You've built a Pydantic AI agent that can interact with Sendspark through Composio's Tool Router. With this setup, your agent can perform real Sendspark actions through natural language. You can extend this further by:
  • Adding other toolkits like Gmail, HubSpot, or Salesforce
  • Building a web-based chat interface around this agent
  • Using multiple MCP endpoints to enable cross-app workflows (for example, Gmail + Sendspark for workflow automation)
This architecture makes your AI agent "agent-native", able to securely use APIs in a unified, composable way without custom integrations.

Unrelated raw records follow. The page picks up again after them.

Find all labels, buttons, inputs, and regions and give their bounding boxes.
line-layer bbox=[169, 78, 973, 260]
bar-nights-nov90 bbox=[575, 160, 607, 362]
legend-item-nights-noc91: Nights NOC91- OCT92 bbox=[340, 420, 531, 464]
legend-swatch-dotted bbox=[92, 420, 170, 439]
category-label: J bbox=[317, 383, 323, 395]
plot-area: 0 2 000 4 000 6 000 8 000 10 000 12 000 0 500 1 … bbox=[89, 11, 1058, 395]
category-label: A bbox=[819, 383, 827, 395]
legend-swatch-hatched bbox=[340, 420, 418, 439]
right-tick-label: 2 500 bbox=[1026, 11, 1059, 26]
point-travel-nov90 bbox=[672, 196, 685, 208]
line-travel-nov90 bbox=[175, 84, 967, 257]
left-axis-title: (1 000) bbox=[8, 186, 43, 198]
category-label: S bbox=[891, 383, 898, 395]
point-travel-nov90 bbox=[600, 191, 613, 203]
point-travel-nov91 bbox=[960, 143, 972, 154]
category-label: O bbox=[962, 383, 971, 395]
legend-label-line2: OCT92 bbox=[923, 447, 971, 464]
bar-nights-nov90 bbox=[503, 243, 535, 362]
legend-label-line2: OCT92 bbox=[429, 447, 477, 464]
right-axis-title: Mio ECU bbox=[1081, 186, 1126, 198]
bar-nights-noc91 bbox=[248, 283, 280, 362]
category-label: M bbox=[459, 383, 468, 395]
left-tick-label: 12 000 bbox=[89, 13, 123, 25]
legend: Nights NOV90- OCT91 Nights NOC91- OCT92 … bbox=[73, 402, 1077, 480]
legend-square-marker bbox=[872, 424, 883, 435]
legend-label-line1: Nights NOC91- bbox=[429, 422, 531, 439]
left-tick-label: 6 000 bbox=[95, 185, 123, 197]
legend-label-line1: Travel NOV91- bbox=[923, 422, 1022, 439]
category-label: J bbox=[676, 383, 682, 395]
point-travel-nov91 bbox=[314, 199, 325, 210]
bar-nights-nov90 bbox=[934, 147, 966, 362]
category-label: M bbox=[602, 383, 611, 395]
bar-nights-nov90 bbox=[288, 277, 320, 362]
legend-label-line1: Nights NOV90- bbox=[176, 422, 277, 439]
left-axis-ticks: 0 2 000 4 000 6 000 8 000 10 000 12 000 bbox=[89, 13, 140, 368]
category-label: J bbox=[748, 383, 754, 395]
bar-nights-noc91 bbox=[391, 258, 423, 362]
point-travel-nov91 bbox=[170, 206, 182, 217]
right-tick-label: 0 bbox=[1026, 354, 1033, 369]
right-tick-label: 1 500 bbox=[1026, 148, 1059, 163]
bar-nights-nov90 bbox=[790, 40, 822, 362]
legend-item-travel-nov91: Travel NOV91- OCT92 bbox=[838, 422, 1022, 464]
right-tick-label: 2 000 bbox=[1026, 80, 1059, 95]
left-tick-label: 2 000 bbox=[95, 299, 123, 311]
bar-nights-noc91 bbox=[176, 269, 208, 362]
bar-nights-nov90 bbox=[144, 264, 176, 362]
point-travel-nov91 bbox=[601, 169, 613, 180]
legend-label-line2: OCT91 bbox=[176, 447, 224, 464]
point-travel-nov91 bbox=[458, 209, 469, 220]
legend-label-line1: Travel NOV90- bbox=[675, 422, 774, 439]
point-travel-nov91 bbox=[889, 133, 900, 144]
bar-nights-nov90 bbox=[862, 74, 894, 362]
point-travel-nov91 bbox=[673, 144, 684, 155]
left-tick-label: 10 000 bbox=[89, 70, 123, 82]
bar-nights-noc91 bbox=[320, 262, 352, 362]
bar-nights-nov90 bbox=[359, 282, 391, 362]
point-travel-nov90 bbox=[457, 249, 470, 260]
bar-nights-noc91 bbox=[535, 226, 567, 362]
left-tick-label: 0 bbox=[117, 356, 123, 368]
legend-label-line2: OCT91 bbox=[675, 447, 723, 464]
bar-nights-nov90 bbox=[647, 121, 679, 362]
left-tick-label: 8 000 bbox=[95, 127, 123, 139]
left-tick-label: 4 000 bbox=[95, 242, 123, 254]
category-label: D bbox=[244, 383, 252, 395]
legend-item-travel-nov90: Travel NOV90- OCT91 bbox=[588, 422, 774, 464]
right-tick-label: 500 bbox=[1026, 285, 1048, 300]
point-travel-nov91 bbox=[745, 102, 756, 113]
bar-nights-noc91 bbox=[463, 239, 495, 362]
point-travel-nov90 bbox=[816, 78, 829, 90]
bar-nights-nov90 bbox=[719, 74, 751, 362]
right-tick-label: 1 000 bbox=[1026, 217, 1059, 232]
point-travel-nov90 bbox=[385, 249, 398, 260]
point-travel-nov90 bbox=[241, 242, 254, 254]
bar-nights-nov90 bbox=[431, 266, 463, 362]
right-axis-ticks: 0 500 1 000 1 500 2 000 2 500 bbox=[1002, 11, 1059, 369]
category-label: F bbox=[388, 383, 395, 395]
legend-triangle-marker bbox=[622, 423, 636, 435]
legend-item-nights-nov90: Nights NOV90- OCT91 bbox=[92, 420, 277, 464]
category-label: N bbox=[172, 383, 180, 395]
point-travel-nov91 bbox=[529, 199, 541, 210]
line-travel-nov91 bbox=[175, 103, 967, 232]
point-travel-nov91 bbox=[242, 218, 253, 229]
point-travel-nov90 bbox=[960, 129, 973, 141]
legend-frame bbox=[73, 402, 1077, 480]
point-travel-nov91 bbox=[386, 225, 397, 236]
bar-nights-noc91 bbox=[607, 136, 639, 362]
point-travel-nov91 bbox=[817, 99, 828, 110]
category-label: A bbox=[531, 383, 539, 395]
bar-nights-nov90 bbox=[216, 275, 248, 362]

How to build Sendspark MCP Agent with another framework

FAQ

What are the differences in Tool Router MCP and Sendspark MCP?

With a standalone Sendspark MCP server, the agents and LLMs can only access a fixed set of Sendspark tools tied to that server. However, with the Composio Tool Router, agents can dynamically load tools from Sendspark and many other apps based on the task at hand, all through a single MCP endpoint.

Can I use Tool Router MCP with Pydantic AI?

Yes, you can. Pydantic AI fully supports MCP integration. You get structured tool calling, message history handling, and model orchestration while Tool Router takes care of discovering and serving the right Sendspark tools.

Can I manage the permissions and scopes for Sendspark while using Tool Router?

Yes, absolutely. You can configure which Sendspark scopes and actions are allowed when connecting your account to Composio. You can also bring your own OAuth credentials or API configuration so you keep full control over what the agent can do.

How safe is my data with Composio Tool Router?

All sensitive data such as tokens, keys, and configuration is fully encrypted at rest and in transit. Composio is SOC 2 Type 2 compliant and follows strict security practices so your Sendspark data and credentials are handled as safely as possible.